Michael Häupls Biertisch-Sager über seine 22-Stunden-Woche und die darauffolgende Diskussion über seinen Milch-Konsum (ich wusste eigentlich gar nicht, dass er einen solchen hat) haben eine sachliche Diskussion über die Lehrerarbeitszeit unmöglich gemacht. Das hat freilich auch schon zuvor die Bundesregierung bewirkt, die das Thema ohne jede Strategie aus einer alten Lade gezogen hat, und es seither mit der koalitionstypischen Widersprüchlichkeit und Unentschlossenheit zerredet.

Denn einerseits teilt uns die Regierung erstaunt über die Reaktionen mit: „Das ist ja ein uraltes Vorhaben, da kann man doch nicht überrascht sein darüber.“ Andererseits wird völlig konträr so argumentiert: „Wir wissen doch noch gar nicht, ob wir es überhaupt wollen. Warum wird dann darüber diskutiert?“

Einen nüchtern-distanzierten Standpunkt zur Frage der Lehrerarbeitszeit zu finden, ist aber auch jenseits des Herumeierns der Regierung schwierig. Denn es spielen viele sehr konträre Argumente hinein. Umso mehr sollte man aber eigentlich um einen Durchblick ringen.
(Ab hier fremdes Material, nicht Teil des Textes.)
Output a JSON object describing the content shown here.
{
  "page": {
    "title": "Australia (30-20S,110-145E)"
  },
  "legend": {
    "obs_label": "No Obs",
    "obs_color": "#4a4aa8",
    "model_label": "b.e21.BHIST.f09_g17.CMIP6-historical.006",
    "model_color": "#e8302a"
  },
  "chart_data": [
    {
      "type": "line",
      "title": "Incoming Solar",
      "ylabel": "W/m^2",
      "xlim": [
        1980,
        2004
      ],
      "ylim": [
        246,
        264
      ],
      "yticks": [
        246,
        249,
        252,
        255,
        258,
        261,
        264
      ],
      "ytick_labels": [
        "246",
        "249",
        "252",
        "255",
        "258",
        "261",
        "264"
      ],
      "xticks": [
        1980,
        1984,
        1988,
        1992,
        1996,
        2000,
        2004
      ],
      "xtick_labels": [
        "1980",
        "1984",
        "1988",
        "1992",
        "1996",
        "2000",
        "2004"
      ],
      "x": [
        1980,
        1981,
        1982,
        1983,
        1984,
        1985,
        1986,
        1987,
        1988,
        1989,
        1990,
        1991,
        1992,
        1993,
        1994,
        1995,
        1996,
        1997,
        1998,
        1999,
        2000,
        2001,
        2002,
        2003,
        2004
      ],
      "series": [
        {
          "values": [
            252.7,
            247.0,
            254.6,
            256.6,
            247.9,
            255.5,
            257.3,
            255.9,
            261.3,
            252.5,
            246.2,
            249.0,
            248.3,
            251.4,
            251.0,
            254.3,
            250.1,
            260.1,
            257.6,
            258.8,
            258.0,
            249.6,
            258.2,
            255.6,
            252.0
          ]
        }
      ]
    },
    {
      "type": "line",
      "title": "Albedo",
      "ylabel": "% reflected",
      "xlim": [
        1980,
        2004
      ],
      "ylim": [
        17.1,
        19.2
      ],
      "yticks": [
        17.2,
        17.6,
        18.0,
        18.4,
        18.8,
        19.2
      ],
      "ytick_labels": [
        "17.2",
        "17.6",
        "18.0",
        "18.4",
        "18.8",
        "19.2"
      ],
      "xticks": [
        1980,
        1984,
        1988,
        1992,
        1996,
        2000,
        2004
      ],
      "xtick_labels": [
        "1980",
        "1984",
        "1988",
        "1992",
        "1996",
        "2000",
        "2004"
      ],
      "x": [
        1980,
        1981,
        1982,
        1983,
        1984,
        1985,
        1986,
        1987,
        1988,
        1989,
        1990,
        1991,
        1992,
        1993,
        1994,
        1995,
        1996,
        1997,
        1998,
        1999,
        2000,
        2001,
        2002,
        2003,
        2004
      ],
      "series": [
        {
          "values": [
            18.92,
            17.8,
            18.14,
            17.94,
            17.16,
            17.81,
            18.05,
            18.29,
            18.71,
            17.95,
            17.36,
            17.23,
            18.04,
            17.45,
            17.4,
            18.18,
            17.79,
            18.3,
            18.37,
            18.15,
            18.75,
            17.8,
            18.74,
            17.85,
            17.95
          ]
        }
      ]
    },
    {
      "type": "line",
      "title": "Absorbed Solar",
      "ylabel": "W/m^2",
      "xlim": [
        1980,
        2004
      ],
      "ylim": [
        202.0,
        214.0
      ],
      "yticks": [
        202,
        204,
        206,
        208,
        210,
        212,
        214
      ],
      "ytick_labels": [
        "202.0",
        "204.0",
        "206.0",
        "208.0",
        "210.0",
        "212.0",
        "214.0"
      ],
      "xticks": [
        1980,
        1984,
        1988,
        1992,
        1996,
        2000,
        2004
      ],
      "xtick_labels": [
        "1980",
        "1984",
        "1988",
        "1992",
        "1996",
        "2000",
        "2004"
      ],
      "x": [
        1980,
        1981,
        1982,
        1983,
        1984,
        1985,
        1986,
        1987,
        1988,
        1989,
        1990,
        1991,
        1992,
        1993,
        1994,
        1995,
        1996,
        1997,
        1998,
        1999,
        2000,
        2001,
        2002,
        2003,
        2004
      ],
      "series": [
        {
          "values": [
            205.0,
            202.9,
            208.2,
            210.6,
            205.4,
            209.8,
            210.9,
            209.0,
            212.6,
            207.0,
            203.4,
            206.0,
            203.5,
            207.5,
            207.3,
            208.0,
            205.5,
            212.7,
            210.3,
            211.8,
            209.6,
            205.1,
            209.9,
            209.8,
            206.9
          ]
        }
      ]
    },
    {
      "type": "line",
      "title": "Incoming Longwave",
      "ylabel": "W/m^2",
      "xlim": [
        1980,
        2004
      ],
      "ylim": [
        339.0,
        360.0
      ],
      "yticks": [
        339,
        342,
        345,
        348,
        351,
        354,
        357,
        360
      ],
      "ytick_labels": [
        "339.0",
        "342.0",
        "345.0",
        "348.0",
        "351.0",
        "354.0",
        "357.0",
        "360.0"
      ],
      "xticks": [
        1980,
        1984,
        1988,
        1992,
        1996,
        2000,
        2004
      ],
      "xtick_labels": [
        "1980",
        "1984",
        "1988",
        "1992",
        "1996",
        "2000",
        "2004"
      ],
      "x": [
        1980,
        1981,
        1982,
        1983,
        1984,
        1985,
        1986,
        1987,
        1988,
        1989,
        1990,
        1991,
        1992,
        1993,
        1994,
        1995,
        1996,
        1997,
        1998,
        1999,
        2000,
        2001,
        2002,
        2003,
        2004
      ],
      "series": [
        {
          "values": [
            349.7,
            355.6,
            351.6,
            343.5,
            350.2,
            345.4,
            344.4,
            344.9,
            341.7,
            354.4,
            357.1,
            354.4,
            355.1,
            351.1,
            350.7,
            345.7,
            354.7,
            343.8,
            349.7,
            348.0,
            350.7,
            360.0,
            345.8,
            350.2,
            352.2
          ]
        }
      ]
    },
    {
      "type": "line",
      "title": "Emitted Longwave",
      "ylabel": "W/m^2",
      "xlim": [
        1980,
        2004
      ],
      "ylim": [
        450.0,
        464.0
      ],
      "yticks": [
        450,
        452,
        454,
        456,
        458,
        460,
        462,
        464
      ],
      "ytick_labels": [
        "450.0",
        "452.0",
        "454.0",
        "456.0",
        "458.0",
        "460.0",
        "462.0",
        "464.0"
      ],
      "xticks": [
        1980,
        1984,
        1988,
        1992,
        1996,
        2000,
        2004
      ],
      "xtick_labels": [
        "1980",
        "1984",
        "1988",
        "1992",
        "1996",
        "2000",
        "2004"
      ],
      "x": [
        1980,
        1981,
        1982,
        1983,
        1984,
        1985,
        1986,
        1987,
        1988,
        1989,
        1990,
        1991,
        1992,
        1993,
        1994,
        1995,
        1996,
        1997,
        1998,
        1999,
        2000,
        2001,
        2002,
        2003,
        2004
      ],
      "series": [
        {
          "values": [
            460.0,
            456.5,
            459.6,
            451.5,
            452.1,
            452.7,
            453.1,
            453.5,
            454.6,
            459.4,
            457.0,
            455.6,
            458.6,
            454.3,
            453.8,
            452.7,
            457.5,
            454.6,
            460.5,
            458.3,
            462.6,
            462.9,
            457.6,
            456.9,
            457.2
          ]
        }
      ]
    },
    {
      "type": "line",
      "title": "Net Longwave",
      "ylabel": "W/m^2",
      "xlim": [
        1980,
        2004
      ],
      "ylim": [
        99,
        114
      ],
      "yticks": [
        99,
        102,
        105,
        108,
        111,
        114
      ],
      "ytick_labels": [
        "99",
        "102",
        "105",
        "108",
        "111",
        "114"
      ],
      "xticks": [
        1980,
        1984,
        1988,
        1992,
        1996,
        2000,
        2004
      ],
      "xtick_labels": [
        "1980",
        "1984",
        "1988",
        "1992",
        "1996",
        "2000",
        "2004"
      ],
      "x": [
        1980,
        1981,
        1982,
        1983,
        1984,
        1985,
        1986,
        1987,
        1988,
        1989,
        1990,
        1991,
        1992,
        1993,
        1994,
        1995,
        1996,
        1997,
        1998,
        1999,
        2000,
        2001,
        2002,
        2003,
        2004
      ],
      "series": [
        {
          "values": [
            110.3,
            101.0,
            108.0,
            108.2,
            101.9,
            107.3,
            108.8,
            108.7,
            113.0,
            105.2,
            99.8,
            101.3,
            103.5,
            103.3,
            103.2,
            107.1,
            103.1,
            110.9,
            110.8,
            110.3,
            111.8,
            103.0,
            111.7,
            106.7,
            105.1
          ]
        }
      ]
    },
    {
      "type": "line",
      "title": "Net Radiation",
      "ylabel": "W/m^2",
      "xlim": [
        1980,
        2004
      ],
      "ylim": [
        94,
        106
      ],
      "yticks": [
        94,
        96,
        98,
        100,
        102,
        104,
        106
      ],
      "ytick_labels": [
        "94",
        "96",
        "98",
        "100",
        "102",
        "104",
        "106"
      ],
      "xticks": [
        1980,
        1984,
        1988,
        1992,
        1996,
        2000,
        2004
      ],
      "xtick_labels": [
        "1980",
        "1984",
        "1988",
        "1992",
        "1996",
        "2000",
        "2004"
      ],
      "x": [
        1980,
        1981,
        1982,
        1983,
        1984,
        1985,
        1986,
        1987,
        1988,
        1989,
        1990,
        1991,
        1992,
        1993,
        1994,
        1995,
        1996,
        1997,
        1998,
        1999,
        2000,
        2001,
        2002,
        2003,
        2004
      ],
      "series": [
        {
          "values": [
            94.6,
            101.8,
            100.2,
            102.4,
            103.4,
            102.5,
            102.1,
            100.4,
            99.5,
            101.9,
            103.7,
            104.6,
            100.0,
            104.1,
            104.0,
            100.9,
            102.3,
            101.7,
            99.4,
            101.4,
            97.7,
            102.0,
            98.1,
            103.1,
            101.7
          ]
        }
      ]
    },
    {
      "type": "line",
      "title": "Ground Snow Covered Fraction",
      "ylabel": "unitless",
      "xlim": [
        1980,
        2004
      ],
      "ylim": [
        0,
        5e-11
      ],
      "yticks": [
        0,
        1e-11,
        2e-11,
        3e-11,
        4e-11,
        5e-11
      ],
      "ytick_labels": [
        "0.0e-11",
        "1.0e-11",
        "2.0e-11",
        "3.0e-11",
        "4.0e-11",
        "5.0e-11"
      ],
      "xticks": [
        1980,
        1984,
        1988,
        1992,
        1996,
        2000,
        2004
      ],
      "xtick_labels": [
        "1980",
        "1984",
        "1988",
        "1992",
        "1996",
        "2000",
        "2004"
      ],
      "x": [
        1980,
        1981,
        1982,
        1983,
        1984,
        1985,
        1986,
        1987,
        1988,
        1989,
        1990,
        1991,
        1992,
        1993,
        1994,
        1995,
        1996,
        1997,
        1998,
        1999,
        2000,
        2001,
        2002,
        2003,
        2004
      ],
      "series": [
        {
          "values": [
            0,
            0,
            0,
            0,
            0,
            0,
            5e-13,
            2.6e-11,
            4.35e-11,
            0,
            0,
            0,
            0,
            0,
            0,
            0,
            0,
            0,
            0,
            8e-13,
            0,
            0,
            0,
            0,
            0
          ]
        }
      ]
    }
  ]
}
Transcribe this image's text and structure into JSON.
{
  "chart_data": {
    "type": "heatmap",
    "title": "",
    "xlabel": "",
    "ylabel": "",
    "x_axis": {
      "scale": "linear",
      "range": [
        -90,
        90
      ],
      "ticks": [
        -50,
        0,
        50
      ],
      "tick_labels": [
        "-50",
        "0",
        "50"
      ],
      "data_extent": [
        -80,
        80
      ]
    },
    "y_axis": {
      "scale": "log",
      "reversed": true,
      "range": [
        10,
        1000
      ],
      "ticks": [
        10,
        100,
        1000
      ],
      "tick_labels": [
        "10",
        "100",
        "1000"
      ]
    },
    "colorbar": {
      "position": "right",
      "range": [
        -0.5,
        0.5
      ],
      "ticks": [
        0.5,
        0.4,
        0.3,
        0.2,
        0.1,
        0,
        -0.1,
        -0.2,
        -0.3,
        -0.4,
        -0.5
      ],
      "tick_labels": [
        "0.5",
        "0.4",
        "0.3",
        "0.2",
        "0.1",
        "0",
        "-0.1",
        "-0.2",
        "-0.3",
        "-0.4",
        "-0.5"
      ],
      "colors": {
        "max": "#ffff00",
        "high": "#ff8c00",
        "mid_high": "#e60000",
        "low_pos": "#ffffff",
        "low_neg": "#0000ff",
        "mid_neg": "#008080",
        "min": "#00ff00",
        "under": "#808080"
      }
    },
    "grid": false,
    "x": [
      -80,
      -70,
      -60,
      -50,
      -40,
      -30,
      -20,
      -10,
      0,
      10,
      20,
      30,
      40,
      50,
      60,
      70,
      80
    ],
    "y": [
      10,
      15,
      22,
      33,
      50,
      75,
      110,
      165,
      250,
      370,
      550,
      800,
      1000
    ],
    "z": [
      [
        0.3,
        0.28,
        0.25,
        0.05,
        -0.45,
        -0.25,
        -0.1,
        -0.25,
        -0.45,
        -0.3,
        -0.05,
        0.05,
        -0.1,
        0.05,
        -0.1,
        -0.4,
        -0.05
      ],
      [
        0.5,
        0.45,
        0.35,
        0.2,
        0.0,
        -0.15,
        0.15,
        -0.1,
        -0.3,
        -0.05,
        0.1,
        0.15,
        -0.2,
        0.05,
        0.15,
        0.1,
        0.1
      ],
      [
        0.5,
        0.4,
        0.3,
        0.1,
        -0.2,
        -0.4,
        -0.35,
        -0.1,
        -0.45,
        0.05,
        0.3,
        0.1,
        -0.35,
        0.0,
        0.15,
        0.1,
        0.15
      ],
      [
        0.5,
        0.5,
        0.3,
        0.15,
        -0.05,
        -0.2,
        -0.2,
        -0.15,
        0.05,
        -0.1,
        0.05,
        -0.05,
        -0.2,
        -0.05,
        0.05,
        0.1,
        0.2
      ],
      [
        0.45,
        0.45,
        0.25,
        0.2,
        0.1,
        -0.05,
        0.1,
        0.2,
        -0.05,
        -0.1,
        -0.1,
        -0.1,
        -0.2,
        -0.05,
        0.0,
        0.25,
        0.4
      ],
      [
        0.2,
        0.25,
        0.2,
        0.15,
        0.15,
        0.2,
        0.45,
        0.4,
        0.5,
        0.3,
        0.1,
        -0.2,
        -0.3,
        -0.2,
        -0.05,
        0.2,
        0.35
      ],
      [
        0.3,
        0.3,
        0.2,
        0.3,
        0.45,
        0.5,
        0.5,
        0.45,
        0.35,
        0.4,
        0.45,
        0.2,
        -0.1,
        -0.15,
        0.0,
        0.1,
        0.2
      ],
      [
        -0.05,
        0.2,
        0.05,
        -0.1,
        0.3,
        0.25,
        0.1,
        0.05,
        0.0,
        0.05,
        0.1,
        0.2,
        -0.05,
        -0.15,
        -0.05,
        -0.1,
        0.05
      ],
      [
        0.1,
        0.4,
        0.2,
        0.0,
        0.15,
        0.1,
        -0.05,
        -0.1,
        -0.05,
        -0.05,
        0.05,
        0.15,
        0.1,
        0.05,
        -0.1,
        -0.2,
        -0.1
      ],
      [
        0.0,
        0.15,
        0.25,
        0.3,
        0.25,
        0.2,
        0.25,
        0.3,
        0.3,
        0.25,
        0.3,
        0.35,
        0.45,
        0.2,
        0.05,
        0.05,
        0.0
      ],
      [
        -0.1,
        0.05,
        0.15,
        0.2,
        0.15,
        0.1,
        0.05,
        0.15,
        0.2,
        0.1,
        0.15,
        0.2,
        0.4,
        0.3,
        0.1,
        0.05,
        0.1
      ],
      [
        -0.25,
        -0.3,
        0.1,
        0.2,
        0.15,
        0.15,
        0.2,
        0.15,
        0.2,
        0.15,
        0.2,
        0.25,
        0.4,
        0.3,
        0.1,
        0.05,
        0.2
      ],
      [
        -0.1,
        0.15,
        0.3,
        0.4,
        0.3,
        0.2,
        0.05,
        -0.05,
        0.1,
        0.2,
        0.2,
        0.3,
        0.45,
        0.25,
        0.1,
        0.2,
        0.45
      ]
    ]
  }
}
Eine seriöse Diskussion heißt vor allem einmal: Man sollte sich von Einzelbeispielen lösen. Denn jeder kennt einen Lehrer, der toll engagiert ist. Jeder kennt aber auch Lehrer, die ihren Beruf prinzipiell nur als Halbtagsjob auffassen. So wie es halt Politiker gibt, die jede Woche 100 Stunden im Einsatz sind, aber auch Bürgermeister, die das schöne Leben genießen, sich mitten in der Woche regelmäßig freie Tage nehmen und auch am Wochenende nirgendwo im Einsatz sind.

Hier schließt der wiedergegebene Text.